Он прошел мимо окна, раскачиваясь из стороны в сторону, Морган с отвращением покачал головой.
— Заходит в каждую забегаловку в Эмблсайде, болтает там всякое и сорит деньгами.
— Даже если это и правда, вас это не касается, — отрезала Ханна, у которой от злости на щеках выступили красные пятна.
Дверь отворилась, и сочный, громкий голос стал напевать песню:
Боже, храни Ирландию! — восклицают герои,
Боже, храни Ирландию! — повторяем мы все,
Умираем ли мы на эшафоте или на поле битвы,
Нам все равно, если мы падем за Ирландию.
Он остановился на пороге с застывшей на покрасневшем от виски лице глупой ухмылкой.
— Да хранит вас всех Господь!
Воцарилась неловкая тишина, потом Роган спокойно ответил:
— Да хранит вас милостивый Господь!
У старика просто отвисла челюсть, он так и вперился взглядом в Рогана.
— Пресвятая Богородица! — прошептал он, и, проковыляв по комнате, схватил Рогана за руку. — Это великий день для меня, мистер Роган. Великий день!
Он несколько раз моргнул своими слезящимися глазами, а Роган наморщил нос от кислого пивного запаха, исходившего от него.
— Вы ездили в Эмблсайд? — спросил он.
— Так точно, мистер Роган. По небольшому делу, связанному с фермой.

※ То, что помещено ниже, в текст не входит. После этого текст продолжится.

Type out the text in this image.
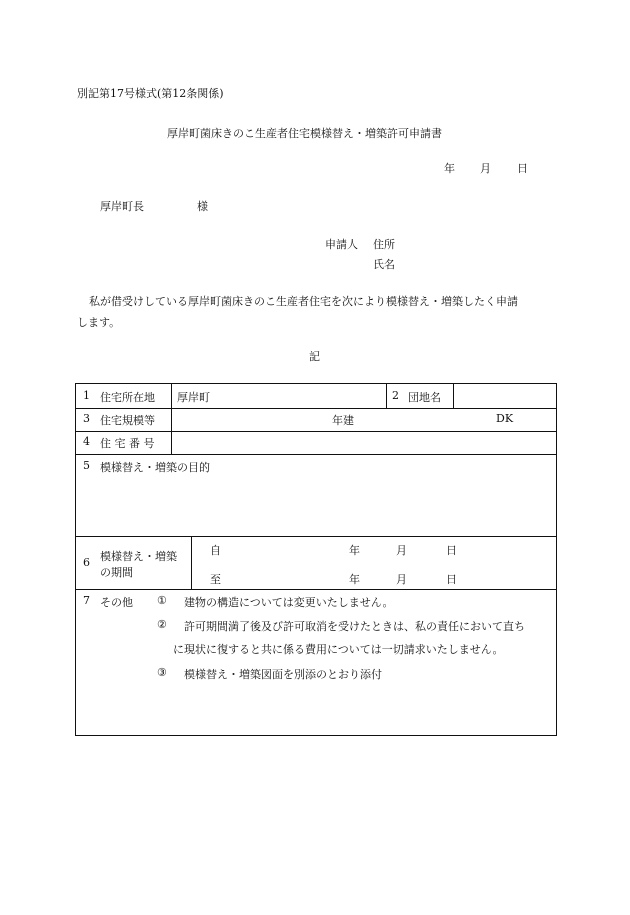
別記第17号様式(第12条関係)
厚岸町菌床きのこ生産者住宅模様替え・増築許可申請書
年 月 日
厚岸町長	様
申請人 住所
氏名
私が借受けしている厚岸町菌床きのこ生産者住宅を次により模様替え・増築したく申請
します。
記
1 住宅所在地 厚岸町	2 団地名
3 住宅規模等	年建	DK
4 住 宅 番 号
5 模様替え・増築の目的
6 模様替え・増築
の期間
自	年	月	日
至	年	月	日
7 その他 ① 建物の構造については変更いたしません。
② 許可期間満了後及び許可取消を受けたときは、私の責任において直ち
に現状に復すると共に係る費用については一切請求いたしません。
③ 模様替え・増築図面を別添のとおり添付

— Вы что-нибудь слышали обо мне?
Старик вынул из кармана свернутую газету и протянул ему.
— В низу второй страницы помещена заметка.
В ней было не больше дюжины строчек. Краткое упоминание о побеге и сообщение о том, что все дороги из болотистой местности перекрыты. Фотографии не было.
Роган бросил газету на стол и опять повернулся к Костелло.
— Больше не ездите в Эмблсайд или куда-либо еще без моего разрешения. Ясно?
— О, вполне, мистер Роган. Очень даже понятно.
— Это же относится и ко всем остальным.
Он вышел из комнаты, миновал прихожую и остановился возле грузовика для скота, оглядывая двор и долину, простирающуюся в сторону Эмблсайда. Озеро Уиндермер в сумерках казалось далекой серебристой полоской, по берегам его круто поднимались горы. Он не успел все разглядеть, как за его спиной раздался скрип обуви, Роган оглянулся и увидел в дверях Флетчера с Морганом.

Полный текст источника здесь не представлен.